Any know the date it will be closed to the public as a WMA?  What about the part in Pulaski Co with the public shooting range?


----------



## Danny Leigh (Apr 7, 2006)

I have not heard anything on Oaky Woods, but the shooting range is on Ocmulgee which seems to be somewhat safe for the near future. They do have OW listed for sale with the "Highest and best use of this tract will be for development".   

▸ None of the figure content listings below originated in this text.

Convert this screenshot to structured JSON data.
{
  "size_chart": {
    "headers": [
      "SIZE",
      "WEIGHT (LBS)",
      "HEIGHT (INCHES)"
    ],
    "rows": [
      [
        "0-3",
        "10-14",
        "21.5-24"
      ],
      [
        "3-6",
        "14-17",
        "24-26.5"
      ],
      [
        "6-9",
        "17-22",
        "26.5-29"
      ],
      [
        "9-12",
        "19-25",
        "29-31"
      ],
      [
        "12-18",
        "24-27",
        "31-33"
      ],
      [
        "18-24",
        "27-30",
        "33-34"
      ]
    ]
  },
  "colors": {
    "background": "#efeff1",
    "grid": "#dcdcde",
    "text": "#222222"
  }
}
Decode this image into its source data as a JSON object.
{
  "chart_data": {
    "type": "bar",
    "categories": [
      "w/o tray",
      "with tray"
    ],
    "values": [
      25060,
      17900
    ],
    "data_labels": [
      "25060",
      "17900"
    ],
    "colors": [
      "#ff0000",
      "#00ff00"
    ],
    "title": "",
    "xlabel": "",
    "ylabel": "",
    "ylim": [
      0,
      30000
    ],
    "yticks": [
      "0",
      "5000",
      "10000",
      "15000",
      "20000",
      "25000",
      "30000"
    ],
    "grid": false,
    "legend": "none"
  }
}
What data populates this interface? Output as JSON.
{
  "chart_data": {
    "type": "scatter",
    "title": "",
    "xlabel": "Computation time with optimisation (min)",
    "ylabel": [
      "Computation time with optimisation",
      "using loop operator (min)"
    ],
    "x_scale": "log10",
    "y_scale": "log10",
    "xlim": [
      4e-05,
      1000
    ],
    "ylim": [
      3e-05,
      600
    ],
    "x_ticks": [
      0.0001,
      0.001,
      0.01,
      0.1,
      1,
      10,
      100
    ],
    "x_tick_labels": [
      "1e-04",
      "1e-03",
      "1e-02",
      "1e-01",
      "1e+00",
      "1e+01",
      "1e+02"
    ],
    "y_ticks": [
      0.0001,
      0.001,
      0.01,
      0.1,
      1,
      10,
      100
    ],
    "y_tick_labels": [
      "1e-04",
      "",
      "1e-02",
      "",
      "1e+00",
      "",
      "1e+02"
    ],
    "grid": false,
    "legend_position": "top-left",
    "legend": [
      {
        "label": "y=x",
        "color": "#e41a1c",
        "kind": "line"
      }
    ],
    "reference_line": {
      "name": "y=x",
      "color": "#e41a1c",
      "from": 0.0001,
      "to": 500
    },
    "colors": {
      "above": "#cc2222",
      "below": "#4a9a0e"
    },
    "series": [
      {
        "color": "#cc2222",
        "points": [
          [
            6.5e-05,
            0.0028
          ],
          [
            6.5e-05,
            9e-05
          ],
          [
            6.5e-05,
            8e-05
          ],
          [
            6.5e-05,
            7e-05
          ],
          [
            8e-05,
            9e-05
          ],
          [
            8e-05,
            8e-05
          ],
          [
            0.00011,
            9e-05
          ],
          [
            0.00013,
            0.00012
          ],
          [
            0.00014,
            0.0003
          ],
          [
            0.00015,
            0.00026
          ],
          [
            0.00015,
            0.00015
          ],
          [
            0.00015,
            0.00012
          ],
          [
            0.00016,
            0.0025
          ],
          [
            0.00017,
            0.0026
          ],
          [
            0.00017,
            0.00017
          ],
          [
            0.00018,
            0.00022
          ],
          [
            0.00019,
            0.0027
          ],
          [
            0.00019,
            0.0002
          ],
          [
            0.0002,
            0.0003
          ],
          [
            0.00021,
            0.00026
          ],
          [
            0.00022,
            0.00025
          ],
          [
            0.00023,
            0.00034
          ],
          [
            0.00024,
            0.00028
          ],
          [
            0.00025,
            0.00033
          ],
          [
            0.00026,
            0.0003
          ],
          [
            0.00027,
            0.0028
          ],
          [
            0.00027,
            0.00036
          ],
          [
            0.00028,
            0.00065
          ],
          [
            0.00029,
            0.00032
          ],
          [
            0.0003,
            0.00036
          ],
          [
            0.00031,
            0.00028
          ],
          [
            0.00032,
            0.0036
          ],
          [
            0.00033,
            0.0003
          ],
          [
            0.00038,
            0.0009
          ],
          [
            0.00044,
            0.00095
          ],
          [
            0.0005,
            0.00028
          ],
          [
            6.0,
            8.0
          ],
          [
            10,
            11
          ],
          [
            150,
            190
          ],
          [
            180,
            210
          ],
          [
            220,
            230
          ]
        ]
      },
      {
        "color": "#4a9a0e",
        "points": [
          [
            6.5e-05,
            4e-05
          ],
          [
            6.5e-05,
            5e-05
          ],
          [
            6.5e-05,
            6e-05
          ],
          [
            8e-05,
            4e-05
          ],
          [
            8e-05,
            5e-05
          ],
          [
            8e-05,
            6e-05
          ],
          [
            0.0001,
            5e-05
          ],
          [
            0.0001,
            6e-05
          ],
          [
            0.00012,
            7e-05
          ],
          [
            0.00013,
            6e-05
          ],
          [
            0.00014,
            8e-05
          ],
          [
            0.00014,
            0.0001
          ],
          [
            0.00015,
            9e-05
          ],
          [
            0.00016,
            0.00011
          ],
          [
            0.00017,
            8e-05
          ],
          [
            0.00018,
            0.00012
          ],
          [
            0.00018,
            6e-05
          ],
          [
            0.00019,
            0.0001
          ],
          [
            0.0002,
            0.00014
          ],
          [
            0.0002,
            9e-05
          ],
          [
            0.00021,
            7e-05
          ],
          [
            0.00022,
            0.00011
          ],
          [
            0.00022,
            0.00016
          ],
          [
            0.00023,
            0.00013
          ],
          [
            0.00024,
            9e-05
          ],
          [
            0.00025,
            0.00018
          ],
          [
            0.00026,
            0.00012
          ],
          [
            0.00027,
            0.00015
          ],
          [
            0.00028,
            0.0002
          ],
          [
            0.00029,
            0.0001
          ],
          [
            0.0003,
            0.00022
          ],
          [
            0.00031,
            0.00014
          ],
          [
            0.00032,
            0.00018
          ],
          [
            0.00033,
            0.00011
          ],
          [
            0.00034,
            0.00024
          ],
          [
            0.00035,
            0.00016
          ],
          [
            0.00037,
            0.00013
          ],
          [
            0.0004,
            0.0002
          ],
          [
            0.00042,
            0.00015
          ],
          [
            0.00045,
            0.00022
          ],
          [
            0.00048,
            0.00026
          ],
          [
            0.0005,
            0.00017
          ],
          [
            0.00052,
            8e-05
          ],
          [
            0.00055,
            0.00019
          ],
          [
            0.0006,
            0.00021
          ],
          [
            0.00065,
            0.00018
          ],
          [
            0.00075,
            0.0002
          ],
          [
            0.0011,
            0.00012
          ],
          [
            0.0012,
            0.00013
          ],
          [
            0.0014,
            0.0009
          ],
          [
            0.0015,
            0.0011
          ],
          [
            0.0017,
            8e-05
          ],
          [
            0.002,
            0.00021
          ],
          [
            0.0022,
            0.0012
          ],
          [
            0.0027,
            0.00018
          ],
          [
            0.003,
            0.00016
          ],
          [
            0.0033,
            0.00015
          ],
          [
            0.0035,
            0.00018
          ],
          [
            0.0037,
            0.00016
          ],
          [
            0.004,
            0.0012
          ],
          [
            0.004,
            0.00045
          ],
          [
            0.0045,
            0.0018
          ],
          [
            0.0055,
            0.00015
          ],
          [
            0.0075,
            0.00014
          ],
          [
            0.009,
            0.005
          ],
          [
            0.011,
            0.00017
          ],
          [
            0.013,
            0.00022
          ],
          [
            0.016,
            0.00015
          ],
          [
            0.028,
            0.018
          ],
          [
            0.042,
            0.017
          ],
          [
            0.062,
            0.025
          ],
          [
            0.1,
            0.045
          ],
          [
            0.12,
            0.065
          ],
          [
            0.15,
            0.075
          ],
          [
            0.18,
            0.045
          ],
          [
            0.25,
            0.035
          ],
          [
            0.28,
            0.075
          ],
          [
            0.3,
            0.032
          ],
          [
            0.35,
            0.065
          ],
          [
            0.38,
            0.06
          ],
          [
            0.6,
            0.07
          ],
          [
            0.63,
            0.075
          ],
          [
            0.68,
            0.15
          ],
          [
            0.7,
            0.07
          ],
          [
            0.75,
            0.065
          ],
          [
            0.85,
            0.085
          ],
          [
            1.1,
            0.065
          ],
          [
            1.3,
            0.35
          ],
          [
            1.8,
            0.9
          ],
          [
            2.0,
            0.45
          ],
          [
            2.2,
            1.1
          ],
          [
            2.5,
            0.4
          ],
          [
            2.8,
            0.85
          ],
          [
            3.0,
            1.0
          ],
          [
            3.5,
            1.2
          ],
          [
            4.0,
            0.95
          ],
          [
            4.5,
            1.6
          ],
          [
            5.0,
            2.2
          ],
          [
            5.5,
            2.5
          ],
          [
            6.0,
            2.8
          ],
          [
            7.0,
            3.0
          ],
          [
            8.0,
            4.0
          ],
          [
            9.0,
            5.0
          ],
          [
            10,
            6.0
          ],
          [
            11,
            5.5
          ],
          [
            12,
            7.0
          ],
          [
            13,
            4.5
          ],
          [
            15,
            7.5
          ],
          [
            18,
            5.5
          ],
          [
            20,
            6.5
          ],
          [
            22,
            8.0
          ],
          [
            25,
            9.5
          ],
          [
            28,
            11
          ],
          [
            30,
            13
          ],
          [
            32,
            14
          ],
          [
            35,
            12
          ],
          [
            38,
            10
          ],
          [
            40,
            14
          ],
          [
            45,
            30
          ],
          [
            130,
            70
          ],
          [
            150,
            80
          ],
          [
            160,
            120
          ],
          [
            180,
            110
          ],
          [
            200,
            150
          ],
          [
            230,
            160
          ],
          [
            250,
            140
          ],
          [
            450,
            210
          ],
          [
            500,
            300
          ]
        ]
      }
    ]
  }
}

http://www.galandsales.com/index.php?action=listingview&listingID=5


----------



## Oldstick (Apr 7, 2006)

That does make steam come out of one's ears don't it?  I thought it had been sold already to one of the already richest developers in middle GA.  Don't know if it was owned by the state or a paper company.  If it was the state, I think we need taxpayer's revolt on the capitol.


----------



## marknga (Apr 8, 2006)

I'm pretty sure it was leased by the state BUT it does chap my backside...............I have alot of great memories of Oaky Woods and Ocumulgee WMA. Started hunting there as a small boy with my dad back in the 60's. Shame to see it turn into more overpriced houses.

Mark


----------



## BBond (Apr 10, 2006)

The property that was sold was never owned by the state.  It was leased by the state from Weyerhaeuser.  Then Weyerhaeuser sold it to the current owners who are currently still leasing it to the state.


----------



## jmiller (Jul 2, 2006)

anybody heard that our ole good gov. boy sunny perdue has interest in one of the wma's that him and his brother is looking to buy?


----------



## Buckerama (Jul 5, 2006)

marknga said:
			
		

> I'm pretty sure it was leased by the state BUT it does chap my backside...............I have alot of great memories of Oaky Woods and Ocumulgee WMA. Started hunting there as a small boy with my dad back in the 60's. Shame to see it turn into more overpriced houses.
> 
> Mark



Ocmulgee is still there the state bought back most of the land they lost but they did loose around id say 5-6 thousand acres


----------